- Monsieur Van Glow, murmure Peter en effectuant plusieurs révérences, mais personne n’a parlé de partir… Je suis bien sur votre valet, votre plus humble serviteur, et je fais tourner le mieux possible votre belle plantation. A vos pieds, vous pouvez admirer Johanna, la fille de mon plus grand aventurier : John Bonhomme.
- Hum, lance Van Glow d’un ton dédaigneux. Tout le monde sait, ici, que le héros, c’est moi.
- Certes, certes, répète Peter en tentant d’être gai comme un pinson.
Mais l’homme, à l’allure ancestrale, n’a d’yeux que pour le corps recroquevillé de Johanna.
- Elle est bien belle, dit-il, j’aimerais me la garder.

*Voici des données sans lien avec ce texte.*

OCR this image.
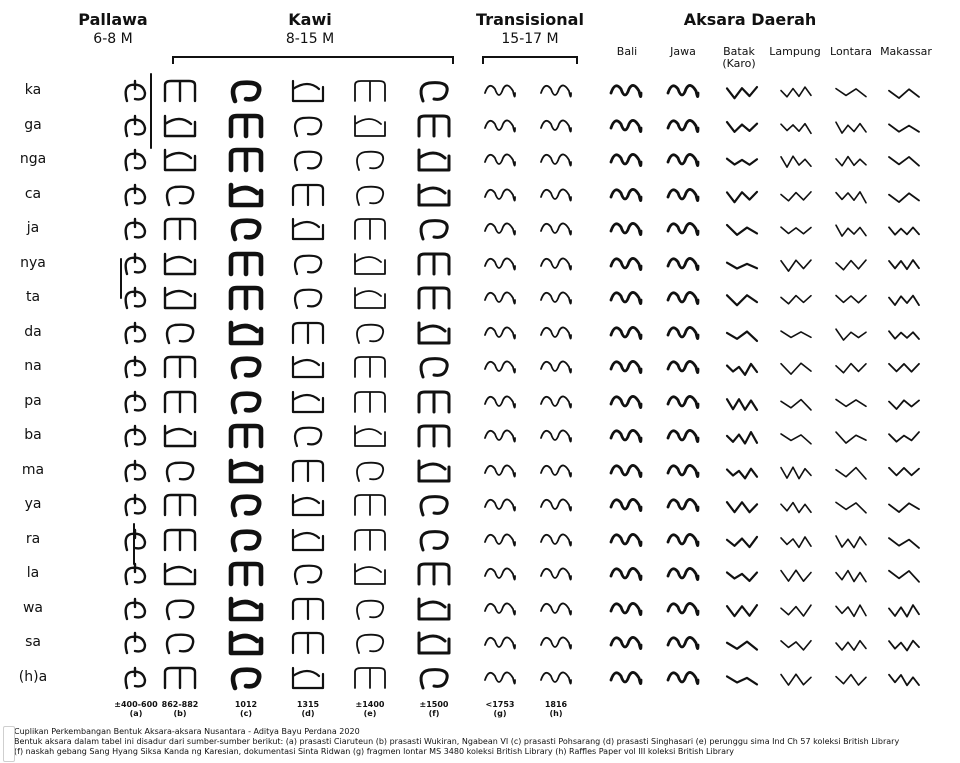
Pallawa
6-8 M
Kawi
8-15 M
Transisional
15-17 M
Aksara Daerah
Bali	Jawa	Batak
(Karo)
Lampung Lontara Makassar
ka
ga
nga
ca
ja
nya
ta
da
na
pa
ba
ma
ya
ra
la
wa
sa
(h)a
±400-600
(a)
862-882
(b)
1012
(c)
1315
(d)
±1400
(e)
±1500
(f)
<1753
(g)
1816
(h)
Cuplikan Perkembangan Bentuk Aksara-aksara Nusantara - Aditya Bayu Perdana 2020
Bentuk aksara dalam tabel ini disadur dari sumber-sumber berikut: (a) prasasti Ciaruteun (b) prasasti Wukiran, Ngabean VI (c) prasasti Pohsarang (d) prasasti Singhasari (e) perunggu sima Ind Ch 57 koleksi British Library
(f) naskah gebang Sang Hyang Siksa Kanda ng Karesian, dokumentasi Sinta Ridwan (g) fragmen lontar MS 3480 koleksi British Library (h) Raffles Paper vol III koleksi British Library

Johanna, à ces mots, a envie de hurler, d’appeler à l’aide : toutes ces sortes de choses, qui, chez une nature particulièrement émotive, ne peuvent être retenues bien longtemps. « La force de caractère. La force de caractère », pense-t-elle en se remémorant, dans un même temps, la trinité de Saint Augustin et le dernier résultat de la course de chevaux de son hippodrome préféré.
- Ah, vous n’êtes pas drôles, vous autres, se lamente Van Glow.
Il apparaît nettement, si l’on regarde avec attention les yeux étincelants du propriétaire, qu’il réprime ses larmes.
- On ne peut jamais jouer.
Et les pas cloutés, s’éloignent, nostalgiques, dans un phrasé si mélancolique, qu’il est possible que le lecteur laisse couler une larme ou deux.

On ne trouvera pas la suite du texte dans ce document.